UZ to conduct trials for anti-HIV ring

Health & Fitness
BY JENNIFER DUBE University of Zimbabwe researchers will next year embark on clinical trials of an antiretroviral-based flexible vaginal ring to determine if it prevents transmission of HIV into negative women.

UZ College of Health Sciences’ lecturer Dr Nyaradzo Mgodi said the study is set to commence soon after the winding up of current studies. Laboratory tests of the flexible ring containing two anti-HIV drugs were said to have shown that it can deliver therapeutic levels of two HIV drugs for up to 30 days.

“We will work with HIV-negative women who are not breastfeeding, not pregnant, have no kidney or any other complications and are considered healthy in every respect,” Mgodi said.

“They will come to the clinic and we will help them to insert the ring which has to sit on the cervix for a month and slowly release the dapivirane drug which works against the enzyme reverse transcriptase, interrupting the lifecycle of the virus.

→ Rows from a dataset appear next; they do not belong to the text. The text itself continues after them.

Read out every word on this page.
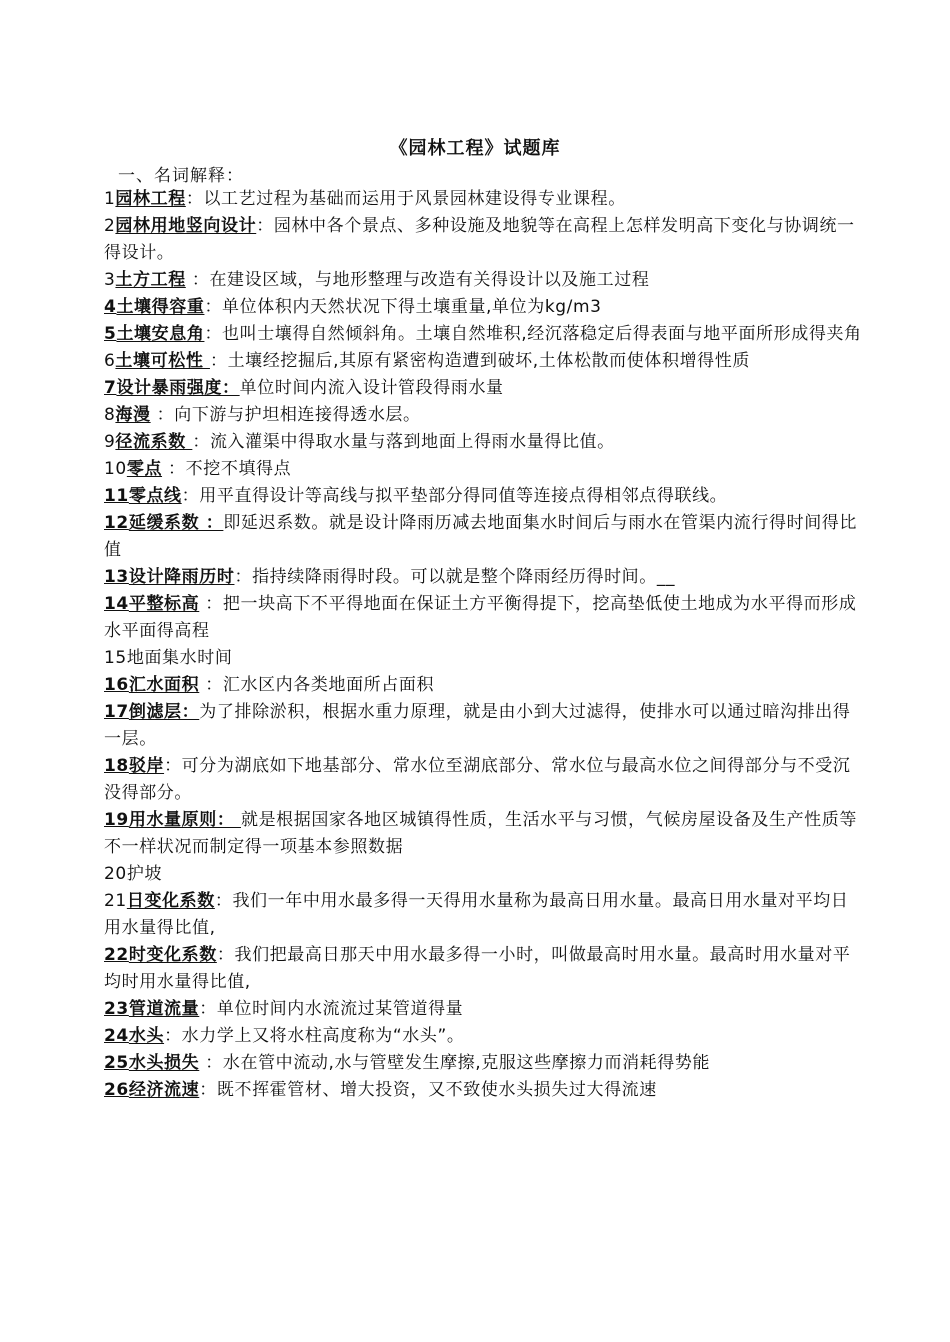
《园林工程》试题库
一、名词解释：

1园林工程：以工艺过程为基础而运用于风景园林建设得专业课程。

2园林用地竖向设计：园林中各个景点、多种设施及地貌等在高程上怎样发明高下变化与协调统一得设计。

3土方工程 ：在建设区域，与地形整理与改造有关得设计以及施工过程

4土壤得容重：单位体积内天然状况下得土壤重量,单位为kg/m3

5土壤安息角：也叫士壤得自然倾斜角。土壤自然堆积,经沉落稳定后得表面与地平面所形成得夹角

6土壤可松性 ：土壤经挖掘后,其原有紧密构造遭到破坏,土体松散而使体积增得性质

7设计暴雨强度：单位时间内流入设计管段得雨水量

8海漫 ：向下游与护坦相连接得透水层。

9径流系数 ：流入灌渠中得取水量与落到地面上得雨水量得比值。

10零点 ：不挖不填得点

11零点线：用平直得设计等高线与拟平垫部分得同值等连接点得相邻点得联线。

12延缓系数 ：即延迟系数。就是设计降雨历减去地面集水时间后与雨水在管渠内流行得时间得比值

13设计降雨历时：指持续降雨得时段。可以就是整个降雨经历得时间。__

14平整标高 ：把一块高下不平得地面在保证土方平衡得提下，挖高垫低使土地成为水平得而形成水平面得高程

15地面集水时间

16汇水面积 ：汇水区内各类地面所占面积

17倒滤层：为了排除淤积，根据水重力原理，就是由小到大过滤得，使排水可以通过暗沟排出得一层。

18驳岸：可分为湖底如下地基部分、常水位至湖底部分、常水位与最高水位之间得部分与不受沉没得部分。

19用水量原则： 就是根据国家各地区城镇得性质，生活水平与习惯，气候房屋设备及生产性质等不一样状况而制定得一项基本参照数据

20护坡

21日变化系数：我们一年中用水最多得一天得用水量称为最高日用水量。最高日用水量对平均日用水量得比值,

22时变化系数：我们把最高日那天中用水最多得一小时，叫做最高时用水量。最高时用水量对平均时用水量得比值,

23管道流量：单位时间内水流流过某管道得量

24水头：水力学上又将水柱高度称为“水头”。

25水头损失 ：水在管中流动,水与管壁发生摩擦,克服这些摩擦力而消耗得势能

26经济流速：既不挥霍管材、增大投资，又不致使水头损失过大得流速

“Once released, the drug will go into the cells in and around the vagina and the cervix where it will wait for the virus and interrupt it once it is in there.”The women will visit the clinic every month where they will be assisted to remove the ring and insert a new one.

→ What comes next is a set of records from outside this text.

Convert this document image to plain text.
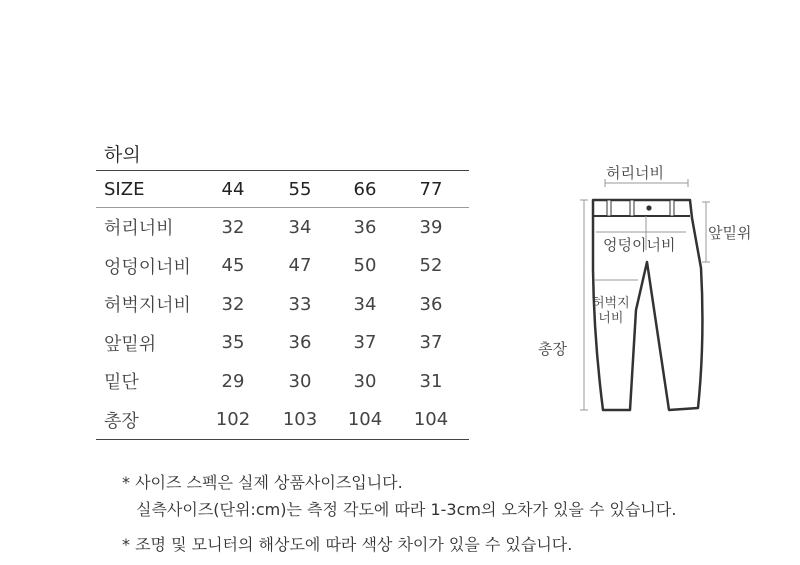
하의
SIZE	44	55	66	77
허리너비	32	34	36	39
엉덩이너비	45	47	50	52
허벅지너비	32	33	34	36
앞밑위	35	36	37	37
밑단	29	30	30	31
총장	102	103	104	104
허리너비
앞밑위
엉덩이너비
허벅지
너비
총장
* 사이즈 스펙은 실제 상품사이즈입니다.
실측사이즈(단위:cm)는 측정 각도에 따라 1-3cm의 오차가 있을 수 있습니다.
* 조명 및 모니터의 해상도에 따라 색상 차이가 있을 수 있습니다.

Should the ring slip out before the need to change it, a woman can wash it and put it back into its position. Mgodi’s presentation attracted a lot of interest at a recent Southern African Aids Trust Annual Partner Meeting with participants asking how soon the ring was most likely to be on the market.

She however explained that everything was still in the preparatory stages for the two-year study which would be carried out in a number of countries in Africa including Malawi, South Africa, Uganda, Zambia and Zimbabwe.

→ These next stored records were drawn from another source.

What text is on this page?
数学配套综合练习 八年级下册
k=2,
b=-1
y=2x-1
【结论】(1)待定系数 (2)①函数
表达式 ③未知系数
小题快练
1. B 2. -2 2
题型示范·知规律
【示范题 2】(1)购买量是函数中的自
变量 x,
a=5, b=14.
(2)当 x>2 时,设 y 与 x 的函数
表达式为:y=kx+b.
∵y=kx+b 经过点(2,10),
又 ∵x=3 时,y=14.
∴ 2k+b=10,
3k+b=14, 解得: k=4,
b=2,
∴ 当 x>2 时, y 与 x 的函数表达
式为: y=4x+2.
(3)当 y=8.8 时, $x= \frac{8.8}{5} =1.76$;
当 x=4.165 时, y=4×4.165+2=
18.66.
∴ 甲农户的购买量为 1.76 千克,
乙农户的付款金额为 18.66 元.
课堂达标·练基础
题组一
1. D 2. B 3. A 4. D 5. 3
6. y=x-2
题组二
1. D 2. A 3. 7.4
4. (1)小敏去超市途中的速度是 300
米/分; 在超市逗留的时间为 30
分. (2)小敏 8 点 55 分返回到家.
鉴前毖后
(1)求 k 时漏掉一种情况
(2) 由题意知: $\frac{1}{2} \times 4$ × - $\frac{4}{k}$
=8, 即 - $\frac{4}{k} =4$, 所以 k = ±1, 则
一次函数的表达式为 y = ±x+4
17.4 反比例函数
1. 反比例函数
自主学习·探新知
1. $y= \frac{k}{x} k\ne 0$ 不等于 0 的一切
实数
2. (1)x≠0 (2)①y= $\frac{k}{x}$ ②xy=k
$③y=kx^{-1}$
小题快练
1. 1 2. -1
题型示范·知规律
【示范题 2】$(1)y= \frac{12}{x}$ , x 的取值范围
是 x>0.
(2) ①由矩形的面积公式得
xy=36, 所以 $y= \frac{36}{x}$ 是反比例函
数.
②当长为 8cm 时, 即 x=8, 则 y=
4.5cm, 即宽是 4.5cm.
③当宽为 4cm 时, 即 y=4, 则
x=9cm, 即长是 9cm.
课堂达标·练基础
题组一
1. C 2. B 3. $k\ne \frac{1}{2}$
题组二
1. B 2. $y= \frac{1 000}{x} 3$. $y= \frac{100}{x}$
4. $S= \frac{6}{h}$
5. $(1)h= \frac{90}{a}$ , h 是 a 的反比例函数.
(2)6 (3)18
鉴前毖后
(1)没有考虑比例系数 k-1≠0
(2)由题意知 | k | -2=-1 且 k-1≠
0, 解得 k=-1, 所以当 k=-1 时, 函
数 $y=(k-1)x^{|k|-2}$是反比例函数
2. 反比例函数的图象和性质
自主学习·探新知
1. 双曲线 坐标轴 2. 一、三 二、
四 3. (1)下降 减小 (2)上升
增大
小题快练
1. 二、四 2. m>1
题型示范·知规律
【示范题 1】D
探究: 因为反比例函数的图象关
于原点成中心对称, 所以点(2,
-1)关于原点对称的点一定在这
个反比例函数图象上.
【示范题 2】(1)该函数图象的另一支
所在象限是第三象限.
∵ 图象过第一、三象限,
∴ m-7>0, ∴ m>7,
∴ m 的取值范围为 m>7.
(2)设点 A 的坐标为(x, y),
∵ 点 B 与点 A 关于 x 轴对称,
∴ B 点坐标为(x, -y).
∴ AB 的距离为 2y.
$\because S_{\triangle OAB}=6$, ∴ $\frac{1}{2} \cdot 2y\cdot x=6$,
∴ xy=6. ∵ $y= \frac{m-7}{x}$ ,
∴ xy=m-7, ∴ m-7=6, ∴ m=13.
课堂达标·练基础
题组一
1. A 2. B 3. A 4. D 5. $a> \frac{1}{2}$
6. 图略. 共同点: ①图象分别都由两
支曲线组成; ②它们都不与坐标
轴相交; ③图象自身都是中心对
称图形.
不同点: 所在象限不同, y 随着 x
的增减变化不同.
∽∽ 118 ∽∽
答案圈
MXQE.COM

Participants also enquired if the ring would not cause discomfort like the female condom which has been unpopular. Mgodi said one cannot feel it just like the contraceptive loop which can stay in the body for five to 12 years without causing discomfort.

She added that adults between ages 18 and 40 years would be considered for the study and contrary to popular perception; all participants in such studies voluntarily choose to participate.

A report in the journal Aids indicates that the device was officially announced at the 2010 International Microbicides Conference last year in  Pittsburgh, Pennsylvania in the United States.

The report explains that laboratory testing showed the ring would be effective at preventing pregnancy, HIV infection and other sexually transmitted diseases by releasing several types of non-hormonal agents and microbicides (compounds or substances that help reduce the infectivity viruses and or bacteria).